Two brothers, Ian and Ben (David JamesandDrew Tingwell) fly in to Sydney for their father’s 75th, and an impromptu crisis meeting is held at the airport. Their father, Alan (Denis Moore, who also directs) has married an American, Fury (Annie Last), who’s half his age. Not only has Fury inveigled her way into their father’s affections, but she’s managed to convince him that signing a pre-nup would be somehow unromantic. Ben and Ian are terrified that their inheritance – they estimate the old man’s worth around one hundred million – is about to take an almighty hit. Complicating things further is the fact that Ben’s wife, Laura, blames her father-in-law for the suicide of her own father, who invested everything he had in one of Alan’s investment schemes, which went belly up when the GFC hit.
Moore’s production is first class; the economical set puts the focus on the actors, and they deserve it.
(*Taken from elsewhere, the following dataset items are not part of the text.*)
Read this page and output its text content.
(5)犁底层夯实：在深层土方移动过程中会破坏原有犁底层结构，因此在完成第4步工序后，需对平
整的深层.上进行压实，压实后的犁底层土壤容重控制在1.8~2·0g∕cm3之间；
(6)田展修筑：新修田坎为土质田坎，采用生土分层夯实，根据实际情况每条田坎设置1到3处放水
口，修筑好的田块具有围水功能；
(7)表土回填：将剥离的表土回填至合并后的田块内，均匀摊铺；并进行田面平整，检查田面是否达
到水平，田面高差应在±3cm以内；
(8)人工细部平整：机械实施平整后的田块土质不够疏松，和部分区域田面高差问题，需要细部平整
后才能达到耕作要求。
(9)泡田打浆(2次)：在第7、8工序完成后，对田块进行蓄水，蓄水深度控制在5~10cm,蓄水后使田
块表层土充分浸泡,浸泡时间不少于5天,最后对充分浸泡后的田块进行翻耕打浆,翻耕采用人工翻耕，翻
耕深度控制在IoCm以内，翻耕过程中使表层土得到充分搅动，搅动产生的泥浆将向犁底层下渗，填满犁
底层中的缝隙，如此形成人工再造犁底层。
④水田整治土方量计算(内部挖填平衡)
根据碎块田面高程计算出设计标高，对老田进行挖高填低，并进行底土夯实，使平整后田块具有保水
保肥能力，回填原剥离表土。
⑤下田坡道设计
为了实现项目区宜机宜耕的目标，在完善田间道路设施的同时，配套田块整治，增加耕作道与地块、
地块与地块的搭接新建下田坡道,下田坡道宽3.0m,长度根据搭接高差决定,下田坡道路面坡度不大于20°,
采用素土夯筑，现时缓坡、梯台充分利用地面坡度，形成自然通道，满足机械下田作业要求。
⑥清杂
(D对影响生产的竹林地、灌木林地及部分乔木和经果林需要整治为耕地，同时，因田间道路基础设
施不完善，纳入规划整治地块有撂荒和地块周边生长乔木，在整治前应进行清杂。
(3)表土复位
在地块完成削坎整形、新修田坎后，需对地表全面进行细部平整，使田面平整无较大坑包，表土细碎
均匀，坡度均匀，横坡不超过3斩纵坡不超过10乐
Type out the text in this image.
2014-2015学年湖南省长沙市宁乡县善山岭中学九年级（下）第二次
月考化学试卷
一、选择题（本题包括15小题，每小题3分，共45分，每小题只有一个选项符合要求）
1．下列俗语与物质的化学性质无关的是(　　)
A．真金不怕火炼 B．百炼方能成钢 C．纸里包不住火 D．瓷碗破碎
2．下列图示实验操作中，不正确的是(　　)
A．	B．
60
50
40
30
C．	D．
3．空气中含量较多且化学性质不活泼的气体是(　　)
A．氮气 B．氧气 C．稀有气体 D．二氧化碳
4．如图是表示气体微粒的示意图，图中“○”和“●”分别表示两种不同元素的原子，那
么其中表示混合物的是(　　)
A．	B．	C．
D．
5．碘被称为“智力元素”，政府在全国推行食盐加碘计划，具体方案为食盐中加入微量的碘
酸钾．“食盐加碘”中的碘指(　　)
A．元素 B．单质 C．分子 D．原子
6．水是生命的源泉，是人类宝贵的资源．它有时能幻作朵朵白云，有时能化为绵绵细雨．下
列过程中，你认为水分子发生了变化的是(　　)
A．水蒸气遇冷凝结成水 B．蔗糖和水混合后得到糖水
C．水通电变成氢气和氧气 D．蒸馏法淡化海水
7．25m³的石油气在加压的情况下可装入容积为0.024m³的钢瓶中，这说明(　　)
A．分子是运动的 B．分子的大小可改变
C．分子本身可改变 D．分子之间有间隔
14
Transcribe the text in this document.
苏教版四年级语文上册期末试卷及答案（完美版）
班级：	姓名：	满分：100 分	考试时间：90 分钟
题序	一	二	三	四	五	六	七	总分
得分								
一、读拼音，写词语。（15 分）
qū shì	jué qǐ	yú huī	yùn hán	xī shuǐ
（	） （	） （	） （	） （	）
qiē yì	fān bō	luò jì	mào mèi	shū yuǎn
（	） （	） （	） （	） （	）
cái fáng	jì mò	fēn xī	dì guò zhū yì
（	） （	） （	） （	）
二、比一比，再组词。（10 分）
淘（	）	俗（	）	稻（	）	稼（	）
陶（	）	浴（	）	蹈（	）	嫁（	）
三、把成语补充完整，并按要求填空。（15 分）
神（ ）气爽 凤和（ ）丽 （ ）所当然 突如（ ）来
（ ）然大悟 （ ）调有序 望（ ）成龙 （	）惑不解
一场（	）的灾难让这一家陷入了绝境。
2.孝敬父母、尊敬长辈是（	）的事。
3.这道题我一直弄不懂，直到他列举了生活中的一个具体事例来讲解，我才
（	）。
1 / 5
Moore, as the patriarch, is particularly memorable; flinty and unapologetic. With his sleeveless V- neck jumper and brylcreemed hair, Moore captures the Queensland-academic-from-the-‘60s look to a tee.
Watching a Williamson play is often like eavesdropping on a middle-class dinner party, only broader than life. It’s a testament to the cast that their characters don’t feel like pure caricature, with the possible exception of Fury– an evolution denying member ofthe Tea Party–but she turns out to have a good heart, and it’s the transparency of this don’t-judge-a-book-by-its-cover arc that makes it feel so hollow, and Fury such a cipher. She constitutes a neat opportunity for some gags about God and Americans, and that’s it. Still, the audience I was with was rolling in the aisles.
Some of the play’s best lines are terrible sops to its audience, but they certainly land. I’d love to see this play with a house full of LNP members.